Puis le niveau de l’inconscient, où la conscience elle-même ne sait pas descendre ; le plus profond de moi-même, où Dieu se tient, « plus intime à moi-même que moi. » (selon Saint Augustin). Je suis à la fois chez moi et chez Dieu. La communion est portée à son degré le plus fort. Tellement intense que je ne puis le sentir. Comme mes yeux se ferment quand je vois le soleil. Il fait tellement de lumière que pour mes yeux, il fait nuit.

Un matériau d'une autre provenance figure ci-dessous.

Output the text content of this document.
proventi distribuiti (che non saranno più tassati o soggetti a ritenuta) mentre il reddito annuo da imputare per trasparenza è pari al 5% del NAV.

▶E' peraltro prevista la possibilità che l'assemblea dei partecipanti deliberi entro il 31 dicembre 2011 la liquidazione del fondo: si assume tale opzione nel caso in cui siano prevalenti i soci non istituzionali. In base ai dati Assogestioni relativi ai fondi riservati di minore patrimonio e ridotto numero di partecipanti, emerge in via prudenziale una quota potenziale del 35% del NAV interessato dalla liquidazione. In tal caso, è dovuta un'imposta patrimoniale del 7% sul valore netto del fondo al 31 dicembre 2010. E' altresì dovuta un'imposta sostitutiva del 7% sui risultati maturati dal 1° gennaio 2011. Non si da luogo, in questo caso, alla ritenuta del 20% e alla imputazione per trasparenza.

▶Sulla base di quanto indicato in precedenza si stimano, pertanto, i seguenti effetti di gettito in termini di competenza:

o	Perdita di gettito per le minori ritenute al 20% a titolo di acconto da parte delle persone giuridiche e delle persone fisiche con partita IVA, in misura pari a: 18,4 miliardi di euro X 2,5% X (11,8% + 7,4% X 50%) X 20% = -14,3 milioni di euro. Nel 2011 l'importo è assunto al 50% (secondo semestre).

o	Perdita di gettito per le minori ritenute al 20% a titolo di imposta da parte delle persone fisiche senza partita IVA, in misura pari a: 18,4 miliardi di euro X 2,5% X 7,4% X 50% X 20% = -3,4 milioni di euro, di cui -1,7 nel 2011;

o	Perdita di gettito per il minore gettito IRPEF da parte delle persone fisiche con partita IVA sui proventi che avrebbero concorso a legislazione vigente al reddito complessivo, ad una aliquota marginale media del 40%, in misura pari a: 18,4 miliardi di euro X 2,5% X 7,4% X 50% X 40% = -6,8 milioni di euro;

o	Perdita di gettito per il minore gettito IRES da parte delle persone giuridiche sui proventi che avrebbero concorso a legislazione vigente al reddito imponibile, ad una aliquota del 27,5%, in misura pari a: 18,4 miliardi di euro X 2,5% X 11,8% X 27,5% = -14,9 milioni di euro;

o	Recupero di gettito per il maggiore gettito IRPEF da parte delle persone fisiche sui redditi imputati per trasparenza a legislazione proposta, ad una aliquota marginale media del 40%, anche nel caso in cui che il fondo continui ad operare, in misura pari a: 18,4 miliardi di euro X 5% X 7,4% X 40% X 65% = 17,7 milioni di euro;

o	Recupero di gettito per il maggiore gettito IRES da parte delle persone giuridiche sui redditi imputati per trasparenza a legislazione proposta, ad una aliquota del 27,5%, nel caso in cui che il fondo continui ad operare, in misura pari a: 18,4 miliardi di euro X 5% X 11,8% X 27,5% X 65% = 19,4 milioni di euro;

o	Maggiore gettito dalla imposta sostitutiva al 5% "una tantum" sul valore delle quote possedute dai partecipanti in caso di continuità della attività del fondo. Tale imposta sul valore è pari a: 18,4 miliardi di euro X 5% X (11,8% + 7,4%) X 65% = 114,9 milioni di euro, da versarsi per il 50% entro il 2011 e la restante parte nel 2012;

Faire oraison, c’est essayer de se tenir immobile à ce niveau, dans les bras de Dieu.

Mais pourquoi ?

Par pour demander, ni pour crier. Cela on l’a fait par ailleurs, peut-être, et avant. Maintenant, c’est le silence. Que peut-on faire dans les bras de son Père sinon le laisser nous embrasser et l’embrasser nous-même ? Si on descend à ce niveau, c’est parce qu’on sait, même quand ce n’est pas clairement conscient, que l’on ne vit que de tendresse, et c’est là qu’on est venu pour en faire le plein.

La vie est une lutte. Elle exige une dépense continue d’énergie. Je dois me construire et aider mes frères à en faire autant, comme eux-mêmes le font pour moi. Je viens donc en Dieu chercher son énergie. Mais si je viens chercher l’énergie, c’est que je me sais par ailleurs équipé pour agir. Dans l’oraison, chacun est à sa place :

Dieu, et c’est de nous fournir l’énergie.

Nous, et c’est de nous construire.

Dans la prière de demande, Dieu ne pourra jamais faire à notre place ce que nous devons faire ; ce que nous sommes le seul à pouvoir faire. Chacun peut seulement recevoir de lui un surcroît d’énergie pour mener à bien ce dont il a la charge. Cette énergie est l’amour dont la tendresse est la forme la plus élevée. Le baiser dont nous avons essentiellement besoin, c’est celui de Dieu. Le seul travail de Dieu est de nous le donner : sa tendresse est la seule chose qui puisse nous faire homme.

L’oraison est donc le geste que font les vivants qui ont compris que l’amour est l’énergie essentielle dont nous avons un besoin vital. Et celui qui fait oraison tous les jours aide la tendresse à se répandre dans le monde des hommes.